Black Friday is followed by Cyber Monday, a chance for online retailers to tempt you with yet more bargains, or to give you a second chance at the ones you missed out on over the weekend.
So, there’s plenty of fun to be had, and loads of bargains…
…but there’s one aspect to the Black Friday season that helps scammers more than anything else: EVERYONE GETS IN A GREAT BIG RUSH!
We put our heads together and came up with three simple steps to help you enjoy your Black Friday shopping trips without getting hacked by haste.
1. Take care how you connect
When you’re out and about, scampering through the mall or rushing from shopping street to shopping street, it’s handy to stay online so you can look at the map, message your friends, check prices, and plenty more.
But how much do you know about the Wi-Fi networks you’re connecting to?
A crook who wanders the crowds claiming to be your favourite coffee shop or the free Wi-Fi you used on the train into town can mess with your traffic by inviting your phone to connecting to an imposter network.
Don’t be in such a hurry to get online that you make a bad choice – why not turn Wi-Fi off for the day, and stick to your 3G/4G connection instead?

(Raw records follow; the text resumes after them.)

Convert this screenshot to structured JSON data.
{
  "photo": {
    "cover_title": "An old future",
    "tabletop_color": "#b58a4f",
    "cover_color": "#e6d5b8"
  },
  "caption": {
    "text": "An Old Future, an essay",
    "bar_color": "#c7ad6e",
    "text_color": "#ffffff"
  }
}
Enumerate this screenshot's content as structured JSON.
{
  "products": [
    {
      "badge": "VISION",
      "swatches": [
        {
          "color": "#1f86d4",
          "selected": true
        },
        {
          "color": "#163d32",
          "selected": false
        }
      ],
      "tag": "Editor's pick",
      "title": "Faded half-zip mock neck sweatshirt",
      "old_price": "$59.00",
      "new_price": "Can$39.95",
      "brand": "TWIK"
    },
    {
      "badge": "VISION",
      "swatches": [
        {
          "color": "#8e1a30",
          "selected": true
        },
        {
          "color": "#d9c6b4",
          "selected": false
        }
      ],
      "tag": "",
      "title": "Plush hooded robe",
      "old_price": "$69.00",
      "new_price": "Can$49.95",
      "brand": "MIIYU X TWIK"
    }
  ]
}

If you do want to use Wi-Fi while you’re out and about – now and in the future – why not watch our recent Facebook Live video, Is Wi-Fi still safe to use?
(Can’t see the video directly above this line? Watch on Facebook instead.)
2. Take care what you click
Time pressure is a sales tactic used by legitimate businesses as well as by crooks, and Black Friday is all about time limits – buy now or else the price will go up (or the product will sell out)!
You’re likely to get some amazing offers over the Black Friday season, so for once it won’t just be the crooks with deals that sound almost too good to be true.
Also, if you’re buying more than usual over the Black Friday weekend, you can expect to see numerous confirmation emails (and perhaps even legitimate warnings) about online transactions you’ve performed or attempted.
Don’t get so click-happy that you wander into phishing traps by mistake.
Don’t let your guard down, and don’t click on anything “just in case”.
During National Cybsersecurity Awareness Month (October 2017) we advised you as follows: Stop. Think. Connect.
This advice holds as much and more so in Black Friday season, so don’t be in a hurry: listen to your head and not your heart.
3. Take care where you go
Even if you type in every website name yourself, in an abundance of caution, you can land in hot water.
This is especially true on mobile phones where it’s easy to miss a character or to type a letter that’s next door to the one you really wanted, like typing exanple instead of example, or rnailserver instead of mailserver.
Crooks register these near-miss domains to catch you off your guard – the trick is called typosquatting – and, once again, haste can hurt you, so, once again: Stop. Think. Connect.
If you’re tempted to rush into cybersecurity risks just to seal that bargain-of-a-lifetime, slow down.
When it comes to your personal information, chill it, don’t spill it.